Las escupideras de casa eran exclusivas para el uso del “señor” o los “señores” del hogar o sus amigos, y no podían ser utilizadas por los sirvientes o abastecedores de insumos que llegaban ordinariamente a la casa, como el carbonero, leñero o basurero, quienes, aunque pasaban a diario frente a ellas y se estuvieran atragantando con su esputo, les estaba  prohibido usarlas, lo que convirtió  la vía pública  en el lugar  común y permitido  para escupir,  defecar y orinar.

En la casa del abuelo Dámaso había varias de estas escupideras y como siempre fue de gusto campechano y sincero, las compraba en los almacenes de los chinos en la Quinta Avenida  y en colores  brillantes, alegres, decía,   para justificar su gusto, cuando sorprendió a la abuela con una de color naranja y la  otra, color verde menta decorada con enramadas de nomeolvides morados, la cual colocó en una esquina de la sala, junto a la consola de mármol en donde estaba entronizado, como si se tratara de la imagen del Corazón de Jesús,  el retrato al óleo de María, la finada primera esposa del abuelo; pintura  flanqueada con dos candelabros de bronce con candela de cera pura,  como si se tratara de un altar de iglesia.

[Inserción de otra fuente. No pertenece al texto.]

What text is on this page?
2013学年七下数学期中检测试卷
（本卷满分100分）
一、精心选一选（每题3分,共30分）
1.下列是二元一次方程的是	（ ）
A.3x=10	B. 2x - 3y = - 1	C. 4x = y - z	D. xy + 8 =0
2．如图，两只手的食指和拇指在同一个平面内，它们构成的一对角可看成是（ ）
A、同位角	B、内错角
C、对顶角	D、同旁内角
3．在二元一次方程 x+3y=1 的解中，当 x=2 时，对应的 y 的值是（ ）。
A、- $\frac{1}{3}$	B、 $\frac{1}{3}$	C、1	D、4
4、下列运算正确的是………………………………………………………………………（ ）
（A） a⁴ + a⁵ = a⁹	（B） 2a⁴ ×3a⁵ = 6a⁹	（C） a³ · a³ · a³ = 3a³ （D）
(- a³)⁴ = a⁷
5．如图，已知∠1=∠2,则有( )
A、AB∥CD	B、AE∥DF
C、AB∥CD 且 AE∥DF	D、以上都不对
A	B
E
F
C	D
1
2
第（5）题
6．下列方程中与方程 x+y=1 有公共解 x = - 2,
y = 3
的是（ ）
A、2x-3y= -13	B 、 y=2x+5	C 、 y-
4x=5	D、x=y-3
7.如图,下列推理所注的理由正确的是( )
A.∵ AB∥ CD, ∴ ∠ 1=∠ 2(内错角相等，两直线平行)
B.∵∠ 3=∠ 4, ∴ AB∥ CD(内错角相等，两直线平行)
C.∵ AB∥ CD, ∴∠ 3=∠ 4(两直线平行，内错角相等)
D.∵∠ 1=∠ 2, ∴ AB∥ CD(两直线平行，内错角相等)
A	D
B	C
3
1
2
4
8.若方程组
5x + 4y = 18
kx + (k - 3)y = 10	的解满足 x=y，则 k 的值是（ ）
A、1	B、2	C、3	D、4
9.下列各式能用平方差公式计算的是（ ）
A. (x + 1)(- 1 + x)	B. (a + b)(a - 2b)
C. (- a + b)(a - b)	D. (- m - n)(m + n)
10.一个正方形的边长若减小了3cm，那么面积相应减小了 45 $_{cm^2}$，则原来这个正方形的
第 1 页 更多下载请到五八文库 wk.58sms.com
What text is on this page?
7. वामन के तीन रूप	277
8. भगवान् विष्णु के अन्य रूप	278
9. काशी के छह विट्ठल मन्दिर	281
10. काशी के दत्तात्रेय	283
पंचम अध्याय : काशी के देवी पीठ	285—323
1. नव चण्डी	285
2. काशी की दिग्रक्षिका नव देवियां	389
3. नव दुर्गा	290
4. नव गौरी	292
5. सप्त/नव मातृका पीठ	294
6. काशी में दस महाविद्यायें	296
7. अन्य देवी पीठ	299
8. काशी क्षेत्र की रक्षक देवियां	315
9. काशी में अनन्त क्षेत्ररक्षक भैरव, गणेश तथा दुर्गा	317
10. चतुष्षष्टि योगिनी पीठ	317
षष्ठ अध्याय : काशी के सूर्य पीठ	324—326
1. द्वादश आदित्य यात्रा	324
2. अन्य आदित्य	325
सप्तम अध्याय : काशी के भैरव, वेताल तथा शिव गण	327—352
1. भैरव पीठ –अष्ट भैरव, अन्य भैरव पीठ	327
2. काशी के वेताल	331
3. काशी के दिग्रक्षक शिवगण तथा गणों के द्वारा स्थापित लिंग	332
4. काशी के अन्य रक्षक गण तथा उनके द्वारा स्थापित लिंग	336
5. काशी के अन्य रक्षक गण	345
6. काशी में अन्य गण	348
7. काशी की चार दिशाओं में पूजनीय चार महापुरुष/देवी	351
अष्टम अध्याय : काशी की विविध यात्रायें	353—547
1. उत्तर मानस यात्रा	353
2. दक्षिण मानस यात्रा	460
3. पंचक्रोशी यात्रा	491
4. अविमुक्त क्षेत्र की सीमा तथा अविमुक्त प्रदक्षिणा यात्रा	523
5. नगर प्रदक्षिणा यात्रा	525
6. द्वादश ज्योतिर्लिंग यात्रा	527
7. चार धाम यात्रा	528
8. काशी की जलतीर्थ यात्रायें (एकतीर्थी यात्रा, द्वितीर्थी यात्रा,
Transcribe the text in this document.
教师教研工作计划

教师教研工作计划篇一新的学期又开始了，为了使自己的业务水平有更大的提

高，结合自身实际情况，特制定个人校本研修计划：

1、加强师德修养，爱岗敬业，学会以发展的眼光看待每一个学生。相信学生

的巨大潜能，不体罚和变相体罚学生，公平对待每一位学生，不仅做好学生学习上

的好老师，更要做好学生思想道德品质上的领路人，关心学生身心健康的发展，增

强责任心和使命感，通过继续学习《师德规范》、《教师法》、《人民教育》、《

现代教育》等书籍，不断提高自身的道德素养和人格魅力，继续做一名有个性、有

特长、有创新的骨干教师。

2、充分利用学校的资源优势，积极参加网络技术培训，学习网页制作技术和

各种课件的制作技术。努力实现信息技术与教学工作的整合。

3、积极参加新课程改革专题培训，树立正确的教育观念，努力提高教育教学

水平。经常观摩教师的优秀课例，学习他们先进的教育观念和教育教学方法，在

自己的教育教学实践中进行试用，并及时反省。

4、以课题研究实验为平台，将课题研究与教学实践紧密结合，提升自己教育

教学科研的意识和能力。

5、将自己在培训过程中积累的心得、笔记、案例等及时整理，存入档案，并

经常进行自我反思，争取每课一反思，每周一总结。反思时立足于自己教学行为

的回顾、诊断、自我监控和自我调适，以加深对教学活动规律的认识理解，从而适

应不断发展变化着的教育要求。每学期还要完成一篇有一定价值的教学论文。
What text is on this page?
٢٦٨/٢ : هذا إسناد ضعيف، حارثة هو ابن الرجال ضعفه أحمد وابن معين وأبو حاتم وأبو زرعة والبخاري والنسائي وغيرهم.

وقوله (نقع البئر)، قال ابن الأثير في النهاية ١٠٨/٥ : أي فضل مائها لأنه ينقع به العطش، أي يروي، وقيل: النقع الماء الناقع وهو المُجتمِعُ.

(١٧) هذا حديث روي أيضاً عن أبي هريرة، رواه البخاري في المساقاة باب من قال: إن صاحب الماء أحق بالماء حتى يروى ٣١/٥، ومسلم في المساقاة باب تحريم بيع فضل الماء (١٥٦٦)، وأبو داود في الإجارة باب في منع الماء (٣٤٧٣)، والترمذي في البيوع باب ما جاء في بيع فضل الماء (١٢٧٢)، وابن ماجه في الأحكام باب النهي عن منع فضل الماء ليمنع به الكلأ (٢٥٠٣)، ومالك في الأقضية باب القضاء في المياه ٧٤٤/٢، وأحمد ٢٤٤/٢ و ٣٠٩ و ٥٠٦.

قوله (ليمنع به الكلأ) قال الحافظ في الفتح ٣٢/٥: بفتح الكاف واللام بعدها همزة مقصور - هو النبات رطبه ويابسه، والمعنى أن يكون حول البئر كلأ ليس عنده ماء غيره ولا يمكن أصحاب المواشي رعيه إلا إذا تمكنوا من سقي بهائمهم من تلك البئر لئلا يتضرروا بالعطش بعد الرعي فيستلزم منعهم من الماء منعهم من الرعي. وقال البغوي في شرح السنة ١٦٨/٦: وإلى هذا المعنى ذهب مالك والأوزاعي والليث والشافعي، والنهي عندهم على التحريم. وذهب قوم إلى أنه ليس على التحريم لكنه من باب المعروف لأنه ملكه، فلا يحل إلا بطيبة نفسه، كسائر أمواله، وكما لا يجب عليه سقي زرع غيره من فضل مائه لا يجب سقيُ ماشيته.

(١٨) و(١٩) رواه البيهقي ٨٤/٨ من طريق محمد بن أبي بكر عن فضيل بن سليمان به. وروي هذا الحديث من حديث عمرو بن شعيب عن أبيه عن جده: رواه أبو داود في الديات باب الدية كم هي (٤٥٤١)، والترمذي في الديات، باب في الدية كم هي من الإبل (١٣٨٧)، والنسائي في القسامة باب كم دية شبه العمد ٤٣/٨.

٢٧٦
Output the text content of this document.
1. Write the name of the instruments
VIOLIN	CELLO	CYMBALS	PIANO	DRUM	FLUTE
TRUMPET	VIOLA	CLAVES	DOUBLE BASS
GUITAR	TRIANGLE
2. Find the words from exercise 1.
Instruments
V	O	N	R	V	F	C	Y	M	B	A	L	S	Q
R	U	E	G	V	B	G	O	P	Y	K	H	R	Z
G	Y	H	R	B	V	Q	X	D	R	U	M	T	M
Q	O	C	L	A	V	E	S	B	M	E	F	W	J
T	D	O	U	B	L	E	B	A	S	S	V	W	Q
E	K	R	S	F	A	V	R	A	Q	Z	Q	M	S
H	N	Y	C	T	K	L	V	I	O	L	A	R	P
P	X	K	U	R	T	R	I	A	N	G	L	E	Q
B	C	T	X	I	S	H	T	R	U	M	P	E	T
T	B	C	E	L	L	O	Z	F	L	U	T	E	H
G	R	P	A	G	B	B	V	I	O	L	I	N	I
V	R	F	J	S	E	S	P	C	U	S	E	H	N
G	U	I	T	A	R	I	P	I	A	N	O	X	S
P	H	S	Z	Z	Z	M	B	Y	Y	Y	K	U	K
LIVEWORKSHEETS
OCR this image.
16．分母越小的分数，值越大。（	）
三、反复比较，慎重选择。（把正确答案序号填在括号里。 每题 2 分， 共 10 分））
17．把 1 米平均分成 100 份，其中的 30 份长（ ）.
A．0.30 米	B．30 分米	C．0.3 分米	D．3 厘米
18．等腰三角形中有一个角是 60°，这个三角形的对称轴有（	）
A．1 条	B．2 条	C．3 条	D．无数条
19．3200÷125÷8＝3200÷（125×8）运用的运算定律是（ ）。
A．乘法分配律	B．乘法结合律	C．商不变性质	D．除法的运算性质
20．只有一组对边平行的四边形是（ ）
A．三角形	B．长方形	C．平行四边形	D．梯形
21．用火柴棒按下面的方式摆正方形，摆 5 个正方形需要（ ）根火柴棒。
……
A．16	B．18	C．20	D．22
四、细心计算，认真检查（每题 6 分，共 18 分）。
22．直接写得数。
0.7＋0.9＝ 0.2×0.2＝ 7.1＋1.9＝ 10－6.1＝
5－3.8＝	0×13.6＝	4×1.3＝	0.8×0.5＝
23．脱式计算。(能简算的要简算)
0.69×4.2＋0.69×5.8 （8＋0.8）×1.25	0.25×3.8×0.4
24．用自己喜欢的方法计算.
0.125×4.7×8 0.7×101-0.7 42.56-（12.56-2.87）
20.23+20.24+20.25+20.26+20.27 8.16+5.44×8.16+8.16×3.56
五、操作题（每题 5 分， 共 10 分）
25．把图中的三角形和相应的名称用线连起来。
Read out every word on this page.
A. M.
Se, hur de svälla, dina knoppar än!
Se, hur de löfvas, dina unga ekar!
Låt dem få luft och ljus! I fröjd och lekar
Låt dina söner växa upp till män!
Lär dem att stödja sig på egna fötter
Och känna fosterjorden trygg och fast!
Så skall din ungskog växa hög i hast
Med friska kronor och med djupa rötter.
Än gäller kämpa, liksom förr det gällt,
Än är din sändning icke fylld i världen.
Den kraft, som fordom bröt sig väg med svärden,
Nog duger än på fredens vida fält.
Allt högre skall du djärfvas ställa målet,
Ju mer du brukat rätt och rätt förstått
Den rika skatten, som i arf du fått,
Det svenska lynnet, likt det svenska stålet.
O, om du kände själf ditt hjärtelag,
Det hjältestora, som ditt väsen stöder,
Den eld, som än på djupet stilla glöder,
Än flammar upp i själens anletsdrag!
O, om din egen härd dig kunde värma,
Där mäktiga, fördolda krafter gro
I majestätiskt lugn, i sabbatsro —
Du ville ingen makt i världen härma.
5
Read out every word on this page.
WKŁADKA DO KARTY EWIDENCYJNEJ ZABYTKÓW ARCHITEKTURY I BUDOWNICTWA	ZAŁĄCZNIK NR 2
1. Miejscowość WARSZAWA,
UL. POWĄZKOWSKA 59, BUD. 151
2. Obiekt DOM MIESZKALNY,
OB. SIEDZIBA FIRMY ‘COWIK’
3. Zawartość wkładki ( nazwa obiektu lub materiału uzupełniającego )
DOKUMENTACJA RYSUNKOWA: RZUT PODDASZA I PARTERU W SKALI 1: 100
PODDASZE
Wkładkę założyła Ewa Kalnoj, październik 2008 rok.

Según investigaciones realizadas, los teatros más importantes y los antiguos tranvías  jalados por mulitas que circulaban  por las principales calles de la ciudad contaban con escupideras para el uso público y democrático de los usuarios,  con fin de evitar, como rezaba  una nota manuscrita clavada en  una de las paredes del carromato, que los malcriados y cochinos escupieran adentro y , menos, por favor,  en los asientos de madera en donde por lo general,  suelen sentarse  las damas.